00:01:20.960
We are going to get started. This is a bit louder, but it worked, so whatever works!
00:01:29.060
I need you to be super quiet because I have an announcement to make. Hi, my name is Andrew, and I've been doing a great job capturing this conference in written form.
00:01:38.660
I am absolutely awesome! Please give me a round of applause!
00:02:08.960
Nice!
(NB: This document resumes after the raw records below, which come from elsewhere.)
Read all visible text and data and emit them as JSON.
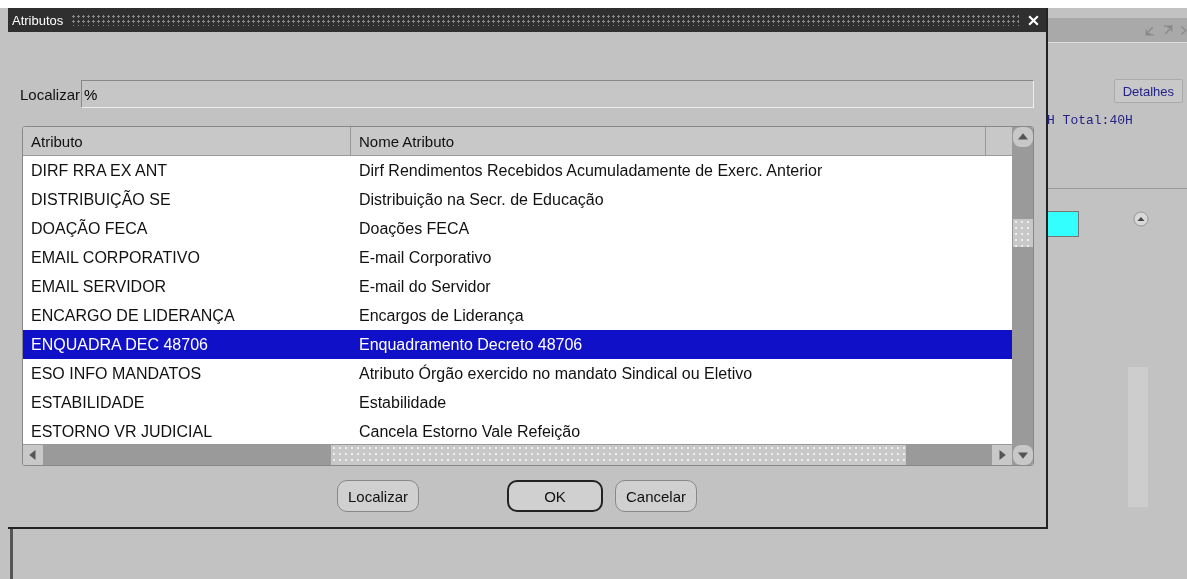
{
  "background_window": {
    "detail_button": "Detalhes",
    "summary_text": "H Total:40H"
  },
  "dialog": {
    "title": "Atributos",
    "search": {
      "label": "Localizar",
      "value": "%"
    },
    "table": {
      "columns": [
        "Atributo",
        "Nome Atributo"
      ],
      "rows": [
        {
          "cells": [
            "DIRF RRA EX ANT",
            "Dirf Rendimentos Recebidos Acumuladamente de Exerc. Anterior"
          ],
          "selected": false
        },
        {
          "cells": [
            "DISTRIBUIÇÃO SE",
            "Distribuição na Secr. de Educação"
          ],
          "selected": false
        },
        {
          "cells": [
            "DOAÇÃO FECA",
            "Doações FECA"
          ],
          "selected": false
        },
        {
          "cells": [
            "EMAIL CORPORATIVO",
            "E-mail Corporativo"
          ],
          "selected": false
        },
        {
          "cells": [
            "EMAIL SERVIDOR",
            "E-mail do Servidor"
          ],
          "selected": false
        },
        {
          "cells": [
            "ENCARGO DE LIDERANÇA",
            "Encargos de Liderança"
          ],
          "selected": false
        },
        {
          "cells": [
            "ENQUADRA DEC 48706",
            "Enquadramento Decreto 48706"
          ],
          "selected": true
        },
        {
          "cells": [
            "ESO INFO MANDATOS",
            "Atributo Órgão exercido no mandato Sindical ou Eletivo"
          ],
          "selected": false
        },
        {
          "cells": [
            "ESTABILIDADE",
            "Estabilidade"
          ],
          "selected": false
        },
        {
          "cells": [
            "ESTORNO VR JUDICIAL",
            "Cancela Estorno Vale Refeição"
          ],
          "selected": false
        }
      ]
    },
    "buttons": [
      {
        "label": "Localizar",
        "default": false
      },
      {
        "label": "OK",
        "default": true
      },
      {
        "label": "Cancelar",
        "default": false
      }
    ]
  }
}
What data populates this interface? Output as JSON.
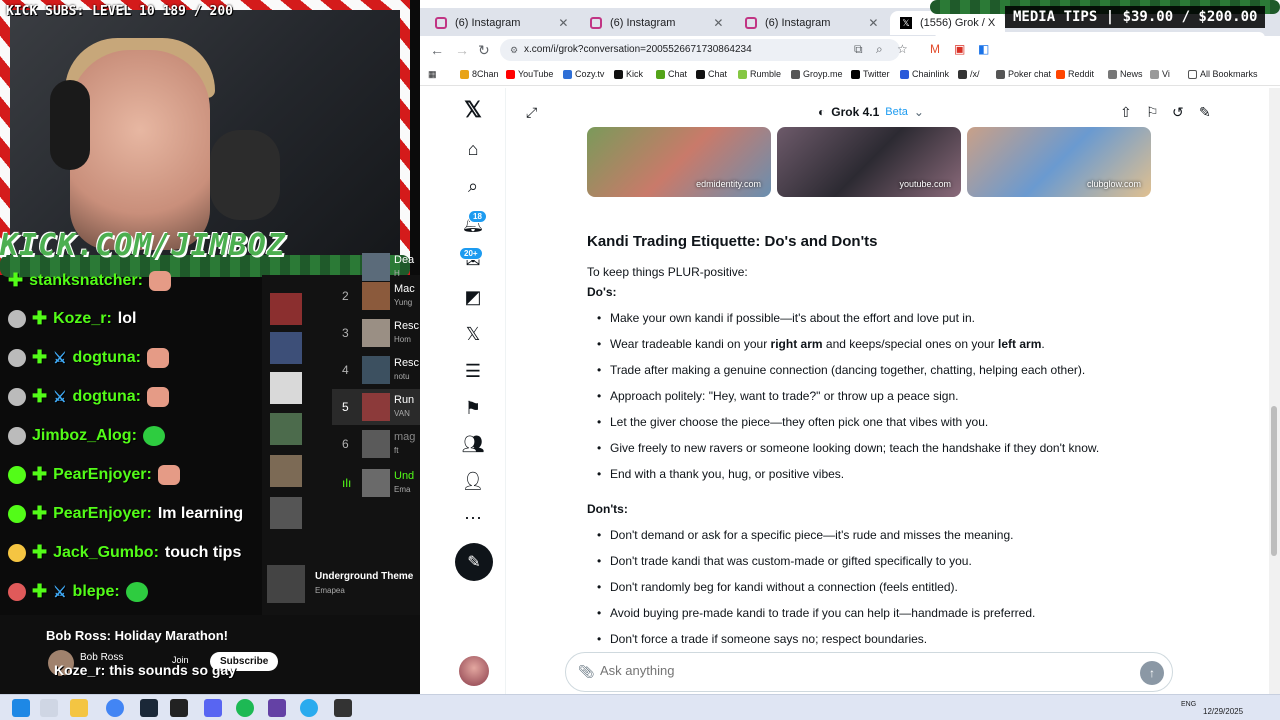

All right, we have two talks coming up, then there’s a break, and then we have one more talk coming up. This will be followed by the closing notes from Ramona and Pilar, and then, of course, the after-party starts at 8:00 tonight.
00:02:19.550
So, our next speaker is Brad. I’ve heard that he is quite the karaoke singer, a barbecue enthusiast, and a coder. Who would have expected that? He has about 15 years of experience with SQL under his belt, so if you are about to embark on designing your next database challenge, he is probably the best to help you with that.
00:03:01.569
Hi! How are you doing? Guten Tag! Did I say that right? I’m very happy to be here in Vienna. This is my second time; I was here back in 2003. I could not be more thrilled. I flew in from Los Angeles last night just to speak to you all, and this has been a lovely time.
00:03:12.860
Thank you to our organizers and everyone who set up this conference and invited me up here. My name is Brad Urani; I am a staff engineer at Procore in Santa Barbara, California, and this talk is about database patterns, specifically Rails anti-patterns or relational anti-patterns.
00:03:18.290
I change the title depending on who my audience is, but it’s the same talk: Rails anti-patterns—how not to design your database. So, warning: tough decisions ahead. I’m going to give you some patterns you can use in your database, but realize that I cannot give you hard and fast rules about what to use where. I hope to provide you with tools that you can add to your toolkit.
00:03:38.180
Ultimately, making decisions about design patterns is challenging and very specific to your use case. At the end of this, remember there are still choices to be made. I work for Procore, which provides software for the construction industry. We create software for people building skyscrapers and giant buildings like this.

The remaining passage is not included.